I’m trying to create a detached actor so that I can use it in another driver script. This is still local testing. This code works inconsistently(it fails sometimes) and I don’t know how to reproduce a consistent success or failure
I expected the following code to work?
# tf1/main.py
import tensorflow as tf
import time
DEPLOY_TIME = time.time()
class Predictor:
def __init__(self):
pass
def work(self):
return tf.__version__ + f"|{DEPLOY_TIME}"
pass
# ray_url = "ray://localhost:10002"
if __name__ == "__main__":
print("Deploy Time:" + str(DEPLOY_TIME))
import ray
with ray.init(namespace='indexing'):
try:
old = ray.get_actor("tf1")
print("Killing TF1")
ray.kill(old)
except ValueError:
print("Not Killing TF1 as it's not present")

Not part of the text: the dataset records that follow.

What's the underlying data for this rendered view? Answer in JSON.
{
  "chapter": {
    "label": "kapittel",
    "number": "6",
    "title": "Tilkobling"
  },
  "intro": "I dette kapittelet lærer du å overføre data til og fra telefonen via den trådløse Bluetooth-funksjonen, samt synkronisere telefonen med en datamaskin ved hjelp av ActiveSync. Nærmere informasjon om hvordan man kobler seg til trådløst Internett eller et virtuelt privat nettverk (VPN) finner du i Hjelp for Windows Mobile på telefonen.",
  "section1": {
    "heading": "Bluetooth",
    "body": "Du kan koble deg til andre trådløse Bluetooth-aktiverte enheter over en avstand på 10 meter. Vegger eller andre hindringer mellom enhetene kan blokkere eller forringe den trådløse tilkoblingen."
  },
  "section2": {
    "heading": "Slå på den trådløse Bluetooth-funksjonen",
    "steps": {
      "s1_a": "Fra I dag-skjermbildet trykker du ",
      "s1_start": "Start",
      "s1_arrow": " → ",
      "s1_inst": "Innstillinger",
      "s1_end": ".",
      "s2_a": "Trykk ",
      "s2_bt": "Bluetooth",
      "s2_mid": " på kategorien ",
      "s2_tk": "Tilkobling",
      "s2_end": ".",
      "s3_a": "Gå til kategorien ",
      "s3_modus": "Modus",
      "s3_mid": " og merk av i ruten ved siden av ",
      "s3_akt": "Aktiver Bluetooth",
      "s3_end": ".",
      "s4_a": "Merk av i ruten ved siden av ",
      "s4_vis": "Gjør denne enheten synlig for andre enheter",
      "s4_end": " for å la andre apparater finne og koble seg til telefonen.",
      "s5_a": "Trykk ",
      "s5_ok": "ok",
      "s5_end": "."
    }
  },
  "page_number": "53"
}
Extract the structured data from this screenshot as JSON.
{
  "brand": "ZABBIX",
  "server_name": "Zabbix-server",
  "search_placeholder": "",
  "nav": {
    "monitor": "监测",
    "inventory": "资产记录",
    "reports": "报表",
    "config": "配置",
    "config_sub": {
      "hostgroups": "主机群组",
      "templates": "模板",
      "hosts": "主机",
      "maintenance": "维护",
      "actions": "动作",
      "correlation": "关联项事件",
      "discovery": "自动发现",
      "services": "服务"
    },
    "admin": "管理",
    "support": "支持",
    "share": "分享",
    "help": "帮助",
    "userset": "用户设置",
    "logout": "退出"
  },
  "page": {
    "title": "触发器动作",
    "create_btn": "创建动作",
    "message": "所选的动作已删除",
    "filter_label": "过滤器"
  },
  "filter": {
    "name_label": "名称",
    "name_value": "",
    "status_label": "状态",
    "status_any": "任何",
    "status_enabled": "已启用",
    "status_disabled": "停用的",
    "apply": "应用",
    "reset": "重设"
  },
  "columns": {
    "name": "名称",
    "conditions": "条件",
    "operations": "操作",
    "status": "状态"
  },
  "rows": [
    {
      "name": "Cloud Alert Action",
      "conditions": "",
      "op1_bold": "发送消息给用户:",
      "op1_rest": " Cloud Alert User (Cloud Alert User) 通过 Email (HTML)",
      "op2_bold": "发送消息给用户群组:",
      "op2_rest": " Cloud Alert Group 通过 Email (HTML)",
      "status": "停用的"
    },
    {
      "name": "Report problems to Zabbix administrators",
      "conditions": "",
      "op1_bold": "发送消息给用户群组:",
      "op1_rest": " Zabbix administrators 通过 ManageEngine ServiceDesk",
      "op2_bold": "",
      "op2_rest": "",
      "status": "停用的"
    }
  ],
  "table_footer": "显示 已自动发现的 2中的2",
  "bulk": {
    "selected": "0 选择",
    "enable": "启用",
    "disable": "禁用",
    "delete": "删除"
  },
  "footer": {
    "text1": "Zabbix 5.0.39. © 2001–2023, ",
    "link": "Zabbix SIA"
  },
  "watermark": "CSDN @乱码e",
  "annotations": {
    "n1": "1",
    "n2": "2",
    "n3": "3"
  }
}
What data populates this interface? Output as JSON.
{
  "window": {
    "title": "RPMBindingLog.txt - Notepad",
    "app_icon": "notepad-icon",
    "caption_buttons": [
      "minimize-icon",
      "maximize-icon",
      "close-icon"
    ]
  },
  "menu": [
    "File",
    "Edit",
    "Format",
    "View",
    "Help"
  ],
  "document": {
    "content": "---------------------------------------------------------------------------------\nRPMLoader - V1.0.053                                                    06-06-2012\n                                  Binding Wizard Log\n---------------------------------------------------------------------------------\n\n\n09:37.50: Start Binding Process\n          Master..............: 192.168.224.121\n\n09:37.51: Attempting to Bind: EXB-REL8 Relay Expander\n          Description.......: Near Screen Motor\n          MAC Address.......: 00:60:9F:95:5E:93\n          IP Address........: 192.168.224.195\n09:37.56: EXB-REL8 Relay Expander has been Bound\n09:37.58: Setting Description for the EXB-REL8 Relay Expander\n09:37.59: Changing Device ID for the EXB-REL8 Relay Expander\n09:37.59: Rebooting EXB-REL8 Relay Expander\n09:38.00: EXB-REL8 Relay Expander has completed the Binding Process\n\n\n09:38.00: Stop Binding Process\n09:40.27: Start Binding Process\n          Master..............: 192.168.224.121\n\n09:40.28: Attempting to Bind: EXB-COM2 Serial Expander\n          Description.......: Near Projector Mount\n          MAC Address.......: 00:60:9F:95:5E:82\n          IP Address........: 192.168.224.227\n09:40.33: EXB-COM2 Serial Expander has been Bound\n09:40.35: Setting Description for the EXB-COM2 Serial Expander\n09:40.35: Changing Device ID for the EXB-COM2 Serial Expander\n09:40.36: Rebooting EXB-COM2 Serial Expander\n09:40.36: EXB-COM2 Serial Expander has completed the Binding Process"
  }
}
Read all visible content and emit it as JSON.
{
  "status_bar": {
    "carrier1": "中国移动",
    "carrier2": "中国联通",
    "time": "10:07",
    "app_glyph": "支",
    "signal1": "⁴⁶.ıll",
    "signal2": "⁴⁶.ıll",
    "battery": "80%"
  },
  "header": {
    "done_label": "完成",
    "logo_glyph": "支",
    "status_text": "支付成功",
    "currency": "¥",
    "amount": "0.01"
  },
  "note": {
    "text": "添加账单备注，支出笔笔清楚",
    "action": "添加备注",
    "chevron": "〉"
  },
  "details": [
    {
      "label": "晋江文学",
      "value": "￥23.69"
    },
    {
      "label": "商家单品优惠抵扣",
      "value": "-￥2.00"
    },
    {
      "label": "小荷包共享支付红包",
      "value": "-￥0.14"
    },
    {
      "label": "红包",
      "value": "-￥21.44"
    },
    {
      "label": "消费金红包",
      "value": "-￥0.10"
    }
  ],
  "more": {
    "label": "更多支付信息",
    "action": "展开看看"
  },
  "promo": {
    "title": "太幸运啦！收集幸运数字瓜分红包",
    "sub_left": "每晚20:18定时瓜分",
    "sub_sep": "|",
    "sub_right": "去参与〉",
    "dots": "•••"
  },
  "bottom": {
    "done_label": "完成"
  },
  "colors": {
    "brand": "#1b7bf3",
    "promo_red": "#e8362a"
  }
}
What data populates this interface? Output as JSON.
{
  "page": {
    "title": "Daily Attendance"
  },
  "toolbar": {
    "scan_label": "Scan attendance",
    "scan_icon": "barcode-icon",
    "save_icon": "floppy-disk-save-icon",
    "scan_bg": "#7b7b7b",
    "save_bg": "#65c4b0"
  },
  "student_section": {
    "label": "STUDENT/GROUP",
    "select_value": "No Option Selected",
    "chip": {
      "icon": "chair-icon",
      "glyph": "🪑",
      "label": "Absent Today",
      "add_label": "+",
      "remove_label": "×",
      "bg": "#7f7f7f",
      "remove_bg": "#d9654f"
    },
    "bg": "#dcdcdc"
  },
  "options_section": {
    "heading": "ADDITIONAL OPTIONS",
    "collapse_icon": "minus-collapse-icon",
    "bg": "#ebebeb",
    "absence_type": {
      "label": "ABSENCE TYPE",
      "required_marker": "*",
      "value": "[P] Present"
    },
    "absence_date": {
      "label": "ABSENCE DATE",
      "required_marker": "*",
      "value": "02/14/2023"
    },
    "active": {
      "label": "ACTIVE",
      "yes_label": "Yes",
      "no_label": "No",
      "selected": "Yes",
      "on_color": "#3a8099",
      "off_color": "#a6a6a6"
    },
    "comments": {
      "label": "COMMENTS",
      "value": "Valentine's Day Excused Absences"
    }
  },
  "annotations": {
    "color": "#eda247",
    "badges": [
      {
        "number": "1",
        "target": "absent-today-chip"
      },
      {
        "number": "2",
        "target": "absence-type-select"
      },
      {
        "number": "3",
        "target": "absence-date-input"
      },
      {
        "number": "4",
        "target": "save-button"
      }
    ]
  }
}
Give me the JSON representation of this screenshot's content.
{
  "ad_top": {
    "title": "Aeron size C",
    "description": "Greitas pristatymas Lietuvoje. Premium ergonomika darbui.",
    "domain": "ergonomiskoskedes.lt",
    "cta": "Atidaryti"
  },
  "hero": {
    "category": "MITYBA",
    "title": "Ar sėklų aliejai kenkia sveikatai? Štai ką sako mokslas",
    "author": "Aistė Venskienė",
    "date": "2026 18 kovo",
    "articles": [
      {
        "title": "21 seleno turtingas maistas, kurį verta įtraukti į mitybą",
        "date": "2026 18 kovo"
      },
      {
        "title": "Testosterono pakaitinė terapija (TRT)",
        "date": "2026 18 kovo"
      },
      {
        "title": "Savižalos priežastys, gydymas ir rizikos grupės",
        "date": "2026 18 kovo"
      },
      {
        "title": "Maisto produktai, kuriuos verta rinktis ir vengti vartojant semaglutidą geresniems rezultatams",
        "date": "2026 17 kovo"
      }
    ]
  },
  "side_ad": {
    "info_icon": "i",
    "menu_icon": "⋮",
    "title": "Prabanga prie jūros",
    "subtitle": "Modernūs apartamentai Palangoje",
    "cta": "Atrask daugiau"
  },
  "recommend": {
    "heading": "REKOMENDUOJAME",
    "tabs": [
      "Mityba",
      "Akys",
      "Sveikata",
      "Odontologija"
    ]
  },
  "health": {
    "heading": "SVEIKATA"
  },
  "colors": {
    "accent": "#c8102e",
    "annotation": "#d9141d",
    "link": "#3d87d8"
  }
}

PredictorActor = ray.remote(Predictor)
PredictorActor.options(name="tf1", lifetime="detached").remote()
If I add the below three lines at the end, it works consistently.
a = ray.get_actor("tf1")
print("Named Actor Call")
print(ray.get(a.work.remote()))
I’m calling the above code in another driver script
# indexing/main.py
import ray
ray.init(namespace="indexing")
print("Ray Namespace")
print(ray.get_runtime_context().namespace)
print("In Pipeline Indexing Both")
a = ray.get_actor("tf1")
print(ray.get(a.work.remote()))
a = ray.get_actor("tf2")
print(ray.get(a.work.remote()))
My run script
# indexing/run.sh
cd /home/rajiv/Documents/dev/bht/wdml/steps/tf1 &&
source ./venv/bin/activate &&
ray job submit --runtime-env-json='{"working_dir": "./", "pip": ["tensorflow==1.15"], "excludes": ["venv"]}' -- python main.py &&
cd /home/rajiv/Documents/dev/bht/wdml/pipelines/indexing &&
source /home/rajiv/venvs/indexing/bin/activate &&
ray job submit --runtime-env-json='{"working_dir": "./", "pip": []}' -- python main.py
The error I get is
Traceback (most recent call last):
File "main.py", line 10, in <module>
a = ray.get_actor("tf1")
File "/home/rajiv/venvs/tf2/lib/python3.7/site-packages/ray/_private/client_mode_hook.py", line 105, in wrapper
return func(*args, **kwargs)
File "/home/rajiv/venvs/tf2/lib/python3.7/site-packages/ray/worker.py", line 2031, in get_actor
return worker.core_worker.get_named_actor_handle(name, namespace or "")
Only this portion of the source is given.